Results 1 to 17 of 17

Thread: Better compression performance across time?

  1. #1
    Member
    Join Date
    May 2008
    Location
    USA
    Posts
    42
    Thanks
    0
    Thanked 2 Times in 2 Posts

    Better compression performance across time?

    I had asked this in comp.compression, but I muddied the question with the details of how it is implemented, so I'm going to try again in this forum by asking my question better:

    I have a system where there is an opportunity to compress a stream of data before it is sent to its destination. The time I have to compress the data is variable; that is, I do not know how much time I have to compress before the data *must* be sent, and that time could arrive while in the middle of the compression process. The output stream can be broken up into variably-sized "compressed" and "non-compressed" frames if necessary for transmission. Given those constraints, is there an algorithm, or a particular way of using an algorithm, that would satisfy this requirement? Specifically, is there a family of algorithms where it is a design requirement to interrupt the compression process, output what has compressed so far, then output the remainder?

    I can already think of trivial ways to do this with any LZ77 variant, but was wondering if there was an algorithm or implementation that was already specifically tuned for this behavior.

  2. #2
    Programmer Bulat Ziganshin's Avatar
    Join Date
    Mar 2007
    Location
    Uzbekistan
    Posts
    4,497
    Thanks
    733
    Thanked 659 Times in 354 Posts
    you can obviously do it with any stream compression algorithm - i.e. anything in wide use except bwt/st

  3. #3
    Administrator Shelwien's Avatar
    Join Date
    May 2008
    Location
    Kharkov, Ukraine
    Posts
    3,134
    Thanks
    179
    Thanked 921 Times in 469 Posts
    > I had asked this in comp.compression, but I muddied the
    > question with the details of how it is implemented,

    Imho comp.compression these days just is not the place to ask questions.

    > Specifically, is there a family of algorithms
    > where it is a design requirement to interrupt the
    > compression process, output what has compressed so far, then
    > output the remainder?

    There might be that kind of algorithm, but it won't necessarily
    be optimal for your task.
    I mean, its not an axiom that any multipass algorithm is
    better than any sequential.

    > I can already think of trivial ways to do this with any LZ77
    > variant, but was wondering if there was an algorithm or
    > implementation that was already specifically tuned for this
    > behavior.

    Leaving some data uncompressed is too trivial,
    as its possible to implement some LZ with almost memcpy speed.
    Also I think that LZ optimal parsing is the algorithm you'd like,
    as it can work by almost infinitely improving the match sequence,
    with ability to quit anytime.
    Good example of that is pngout: http://www.advsys.net/ken/util/pngout.htm

    But, as I said, its not necessarily the best solution.
    Imho it would be more practical to apply some fast LZAri first
    (as dynamic huffman is slower than rangecoding, and blockwise-static
    huffman is not exactly sequential so would be probably slower in
    compression anyway),
    And then, if there's more time, you can try some CM for best compression.
    With blockwise implementation it would be possible even to partially
    convert the data to CM.

  4. #4
    Member
    Join Date
    May 2008
    Location
    USA
    Posts
    42
    Thanks
    0
    Thanked 2 Times in 2 Posts
    Quote Originally Posted by Shelwien View Post
    Leaving some data uncompressed is too trivial,
    as its possible to implement some LZ with almost memcpy speed.
    I have to be honest: I hate statements like that.

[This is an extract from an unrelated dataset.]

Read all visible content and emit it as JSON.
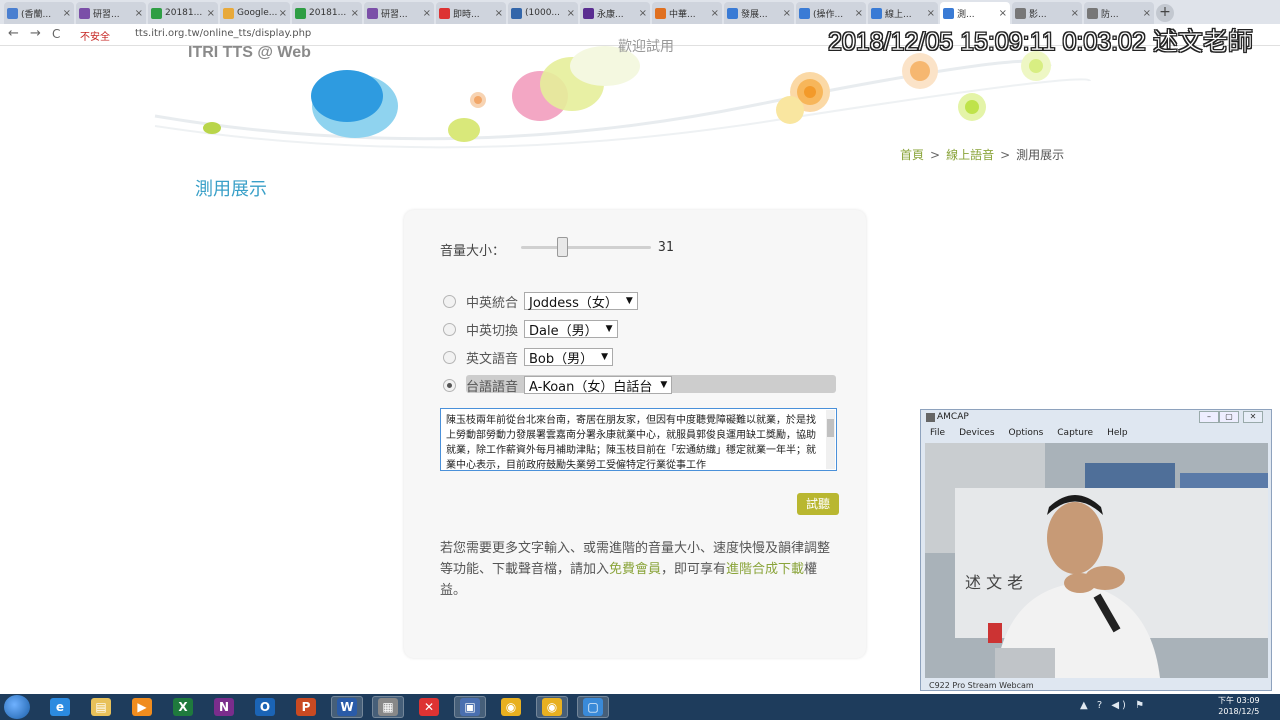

I am an x86 assembler programmer so I know what you mean when you say "almost memcpy speed" (about 10x slower than memcpy), but that statement alone sounds like only 2x slower or better.

    Also I think that LZ optimal parsing is the algorithm you'd like,
    as it can work by almost infinitely improving the match sequence,
    with ability to quit anytime.
    I would love to know how to do that, but even monitoring this board for a year, I have had a very hard time trying to understand optimal parsing. And I wish I could understand it, because I have written an asymmetric compression system with only a greedy and lazy matching compressor, and since the decompresser is a fixed target, I would love to have "perfect" results in the compressor (in my system, only decompression speed matters). Heck, my decompresser requires byte-aligned output, so my codes are of a fixed size -- it should be easy to write an optimal parsing compressor, yes?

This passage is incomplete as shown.